2022: World population prospects
On November 15, 2022, the number of people on earth is expected to cross the threshold of 8 billion. By 2050 the world’s population should reach 9.7 billion, peaking at approximately 10.4 billion in the 2080s. A small number of countries will account for most of the increase. While some countries continue to grow rapidly, others are seeing their populations decline. Meanwhile, the world’s population is growing older, as global life expectancy continues to rise and fertility continues to fall. These are some of the key messages from the United Nations Population Division’s new world population estimates and projections (2022 Revision of World Population Prospects).
In connection with its mission to diffuse knowledge in the scientific field of demography, INED has been chosen by the United Nations Population Division to announce and publicize the latest round of UN world population projections in France.
The new projections include the following 7 key messages:
1. The world’s population continues to increase, while growth rates vary greatly across regions
The population of sub-Saharan Africa is projected to nearly double by 2050 whereas the combined populations of Europe and North America will increase by only 0.4%.
2. Eight countries account for more than half of projected population growth between now and 2050
The greatest population increases are expected in the following countries (listed in descending order by projected growth): Congo (DRC), Egypt, Ethiopia, India, Nigeria, Pakistan, the Philippines, and Tanzania. India is expected to overtake China as the world’s most heavily populated country in 2023.
3. Overall, women are having fewer babies, but fertility rates remain high in some parts of the world
Today, two-thirds of the world population live in a country or area where fertility is below 2.1 births per woman. In 2021, average fertility remained above that level in sub-Saharan Africa (at 4.6 children), Oceania, not including Australia and New Zealand (3.1), North Africa and Western Asia (2.8), and Central and Southern Asia (2.3). The global fertility rate, which fell from 3.3 births per woman in 1990 to 2.3 in 2021, is projected to decline further, to 2.1 by 2050.
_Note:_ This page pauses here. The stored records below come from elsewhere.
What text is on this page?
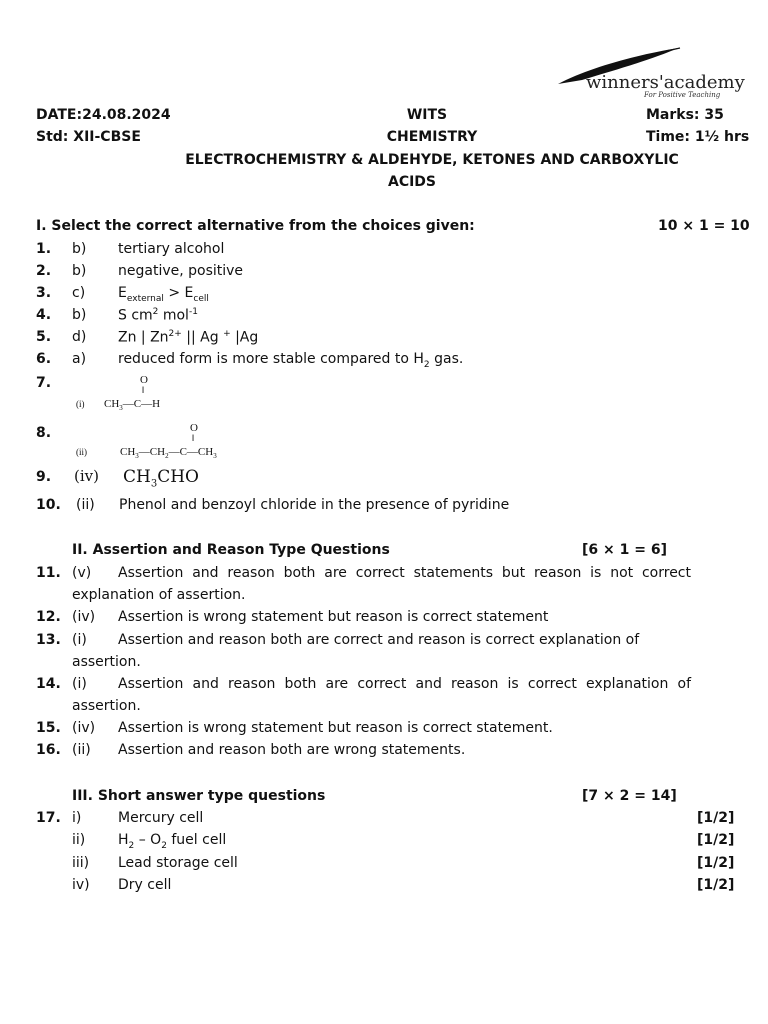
winners'academy
For Positive Teaching
DATE:24.08.2024
Std: XII-CBSE
WITS
CHEMISTRY
Marks: 35
Time: 1½ hrs
ELECTROCHEMISTRY & ALDEHYDE, KETONES AND CARBOXYLIC
ACIDS
I. Select the correct alternative from the choices given:	10 × 1 = 10
1. b) tertiary alcohol
2. b) negative, positive
3. c) $E_{external} > E_{cell}$
4. b) S $cm^2$ mol$^{-1}$
5. d) Zn | $Zn^{2+}$ || Ag + |Ag
6. a) reduced form is more stable compared to $H_2$ gas.
7.
(i)
O
‖
$CH_3—C—H$
8.
(ii)
O
‖
$CH_3—CH_2—C—CH_3$
9. (iv) $CH_3CHO$
10. (ii) Phenol and benzoyl chloride in the presence of pyridine
II. Assertion and Reason Type Questions	[6 × 1 = 6]
11. (v) Assertion and reason both are correct statements but reason is not correct
explanation of assertion.
12. (iv) Assertion is wrong statement but reason is correct statement
13. (i) Assertion and reason both are correct and reason is correct explanation of
assertion.
14. (i) Assertion and reason both are correct and reason is correct explanation of
assertion.
15. (iv) Assertion is wrong statement but reason is correct statement.
16. (ii) Assertion and reason both are wrong statements.
III. Short answer type questions	[7 × 2 = 14]
17. i)	Mercury cell	[1/2]
ii) $H_2 - O_2$ fuel cell	[1/2]
iii) Lead storage cell	[1/2]
iv) Dry cell	[1/2]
4. People are living longer, but those in the poorest countries still live 7 years less than the global average
Life expectancy at birth globally, which rose from 64.0 years in 1990 to 72.8 in 2019, is expected to increase further, reaching 77.2 by 2050. While considerable progress has been made in closing the longevity differential between countries, substantial gaps remain. In 2021, life expectancy at birth in the least developed countries lagged 7 years behind the global average.
5. The world’s population is aging, and people over 65 are the fastest-growing age group
By 2050, one in six of the world’s inhabitants will be over age 65 (16%), up from one in ten in 2022 (10%). By 2050, according to UN projections, the number of people age 65 or over will be more than twice the number of children under age 5 and equivalent to the number of children under 12. The number of people age 80 or over is projected to triple, from 157 million in 2022 to 459 million in 2050.
6. A growing number of countries are experiencing a reduction in population size
Increasing numbers of countries or areas have seen their populations fall due to low fertility and, in some cases, high emigration. From 2022 to 2050, the populations of 61 countries or regions are expected to fall by at least 1%; half of them may experience population declines of at least 10%. The population of China should fall by 110 million, or nearly 8%, between 2022 and 2050.
7. Migration has become a major component of population change in some countries
From 2000 to 2020, the number of immigrants received by high-income countries exceeded those countries’ net natural increases (births minus deaths). Some of the largest migration movements (from Bangladesh, Nepal, and Sri Lanka) are driven by workforce demand in high-income countries while others are the result of violent armed conflicts in the countries that migrants leave from (Syria, Venezuela, and Myanmar).